Library package for my line of PyTorch work. Includes convenience functions that are more semantic-oriented and improves readability. Also sports a lightweight framework that abstracts away standard routines and allows the user to quickly implement and compare various experiments.
To give some sense of just how handy the framework brought by the Experiment
class and library is for whipping up quick experiments, you may wish to compare between our code and PyTorch's guide for the same CIFAR10 classifier experiment.
Every individual experiment is identified by a directory. Experiment settings are fully described by the config.yml
within their respective directories. The example.config.yml
provides all the configurations supported out-of-the-box:
---
evaluation_metrics: # [OPTIONAL] The metrics which will be calculated for every epoch
- loss* # (DEFAULT VALUE) Can be omitted as loss is a compulsory metric. Asterisk indicates to set as criterion metric for selecting best epoch
- accuracy # Also computes accuracy for every batch
activation: # Activation function
choice: ReLU # Same name as function in in torch.nn
kwargs: {} # Parameters for activation function call. {} to indicate PyTorch defaults
optimization: # Optimization function
choice: SGD # Same name as function in torch.optim
kwargs: # Parameters for activation function call
lr: 0.001
momentum: 0.9
loss: # Loss function
choice: CrossEntropyLoss # Same name as function in in torch.nn
kwargs: {} # Parameters for activation function call. {} to indicate PyTorch defaults
regularization: # [OPTIONAL] Regularization terms (currently only supports L2)
L2: 0.001 # Lagrange multiplier (i.e. lambda) value for L2
batch_size: 4 # Mini-batch size for dataloaders
num_epochs: 5 # Number of training epochs
checkpoints: # [OPTIONAL] Checkpoint related configuration
dir: . # (DEFAULT VALUE) Directory under which checkpoints are saved.
best_prefix: best # (DEFAULT VALUE) Prefix of the best checkpoint. E.g. best.pth.tar
last_prefix: last # (DEFAULT VALUE) Prefix of the last checkpoint. E.g. last.pth.tar
suffix: .pth.tar # (DEFAULT VALUE) Filename suffix for checkpoint files
stats_filename: stats.yml # (DEFAULT VALUE) Filename for reviewing best and last checkpoint statistics. It will be saved in the same directory as checkpoints
state_dict_mappings: [] # (DEFAULT VALUE) Key mappings to translate before loading in the state dictionary. E.g. [(key_1_old, key_1_new), ...]
logs: # [OPTIONAL] Logging related configuration
logger: log.log # (DEFAULT VALUE) Filename which logger will log to. It sits in the same directory as the experiment
tensorboard: TB_logdir # (DEFAULT VALUE) The logdir for Tensorboard [DEFAULT]. It sits in the same directory as the experiment
remarks: Great experiment! # [OPTIONAL]
To read in this experiment configuration file, you'll need to first create a class that subclasses Experiment
. Your subclass must minimally override and implement the methods _init_model
, _init_dataset
and _init_dataloaders
. Please refer to these methods to see what class attributes have to be defined within these methods.
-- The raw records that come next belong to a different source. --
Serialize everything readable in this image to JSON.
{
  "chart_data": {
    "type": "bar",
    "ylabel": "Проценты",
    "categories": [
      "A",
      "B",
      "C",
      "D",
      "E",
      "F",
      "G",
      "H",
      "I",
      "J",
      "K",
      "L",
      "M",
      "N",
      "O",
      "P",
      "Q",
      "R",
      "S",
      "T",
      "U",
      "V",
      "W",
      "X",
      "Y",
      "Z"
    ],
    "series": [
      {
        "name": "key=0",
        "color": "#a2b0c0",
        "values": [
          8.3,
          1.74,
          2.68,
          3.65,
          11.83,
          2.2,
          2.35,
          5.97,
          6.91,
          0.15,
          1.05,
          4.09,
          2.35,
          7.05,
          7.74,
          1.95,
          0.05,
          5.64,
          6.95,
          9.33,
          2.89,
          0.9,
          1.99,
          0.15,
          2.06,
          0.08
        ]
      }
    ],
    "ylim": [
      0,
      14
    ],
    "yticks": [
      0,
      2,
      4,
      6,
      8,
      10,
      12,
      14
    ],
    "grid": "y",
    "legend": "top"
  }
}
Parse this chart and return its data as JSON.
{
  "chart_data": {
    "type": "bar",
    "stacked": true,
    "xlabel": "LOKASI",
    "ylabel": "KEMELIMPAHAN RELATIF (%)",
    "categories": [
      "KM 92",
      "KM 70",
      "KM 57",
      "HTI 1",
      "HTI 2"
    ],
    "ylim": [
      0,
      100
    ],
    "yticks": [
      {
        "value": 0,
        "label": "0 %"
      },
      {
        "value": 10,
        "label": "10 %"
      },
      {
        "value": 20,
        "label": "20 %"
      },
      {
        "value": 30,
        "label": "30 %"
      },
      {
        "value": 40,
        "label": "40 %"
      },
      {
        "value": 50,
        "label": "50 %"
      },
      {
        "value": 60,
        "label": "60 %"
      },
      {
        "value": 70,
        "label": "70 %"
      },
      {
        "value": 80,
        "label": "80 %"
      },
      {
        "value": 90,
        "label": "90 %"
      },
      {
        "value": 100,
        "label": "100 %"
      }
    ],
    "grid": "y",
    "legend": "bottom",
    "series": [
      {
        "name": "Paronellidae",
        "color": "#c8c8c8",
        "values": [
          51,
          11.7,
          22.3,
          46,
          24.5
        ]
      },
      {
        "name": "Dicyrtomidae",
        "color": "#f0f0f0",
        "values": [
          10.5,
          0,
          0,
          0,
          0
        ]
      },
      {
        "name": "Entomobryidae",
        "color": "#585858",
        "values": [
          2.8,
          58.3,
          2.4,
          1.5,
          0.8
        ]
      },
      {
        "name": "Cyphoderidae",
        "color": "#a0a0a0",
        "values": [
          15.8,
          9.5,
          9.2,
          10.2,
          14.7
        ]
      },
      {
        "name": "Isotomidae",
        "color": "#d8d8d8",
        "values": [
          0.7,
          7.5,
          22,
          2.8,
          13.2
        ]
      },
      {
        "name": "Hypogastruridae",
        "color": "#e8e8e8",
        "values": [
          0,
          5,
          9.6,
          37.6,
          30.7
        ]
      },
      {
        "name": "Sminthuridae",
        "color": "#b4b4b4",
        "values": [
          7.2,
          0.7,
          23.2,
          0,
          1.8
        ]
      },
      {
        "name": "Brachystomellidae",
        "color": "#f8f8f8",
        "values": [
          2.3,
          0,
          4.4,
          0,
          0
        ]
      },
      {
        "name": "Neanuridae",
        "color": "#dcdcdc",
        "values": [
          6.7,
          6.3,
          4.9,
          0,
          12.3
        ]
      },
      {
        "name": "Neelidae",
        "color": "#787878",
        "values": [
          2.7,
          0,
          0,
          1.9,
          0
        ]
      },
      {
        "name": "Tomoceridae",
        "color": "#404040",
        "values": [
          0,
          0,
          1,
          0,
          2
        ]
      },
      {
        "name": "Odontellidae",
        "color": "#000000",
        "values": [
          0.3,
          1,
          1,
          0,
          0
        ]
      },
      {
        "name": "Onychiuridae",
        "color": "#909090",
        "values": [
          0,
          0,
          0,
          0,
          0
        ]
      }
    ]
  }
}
Every Experiment
instance exposes the methods .train()
, .validation()
and .test()
to correspond to the respective contexts of running the model. In addition, analyze()
is meant for providing analytic outputs of a model's performance after training. Please refer to the CIFAR10 classifier as a simple example. The directory structure of example
also reflects the intention of how an experiment is organized for different settings.
You may also override any of the methods in Experiment
as you see fit. For instance, if you are using a custom loss function, you may simply override _init_loss_fn
in your subclass. In the CIFAR10 classifier, we override _update_iter_stats
to additionally keep track of a confusion matrix across the iterations in analyze context. There's also nothing stopping you from adding more custom configurations and overriding relevant methods to read from them.
Currently, only the best and last checkpoints will be saved for every experiment as this is sufficient for my line of work. Support for saving checkpoints every k iterations/epochs might be added in the future but is not a priority for now.
Too many to list manually for now, please trial and error and install neccessary dependencies yourself.
pip install git+https://github.com/jin-zhe/jinlib
Clone this repo locally:
git clone git@github.com:jin-zhe/jinlib.git <dest>
Go to the directory you cloned the repo in:
cd <dest>
Install via pip:
pip install -e .
Alternatively, you may also do the following but you will lose the ability to uninstall it over pip:
python setup.py install develop
Currently there are no documentation support but most functions are well commented for easy understanding. For a comprehensive overview of the main conveniences you get from this library, please see sample codes in example.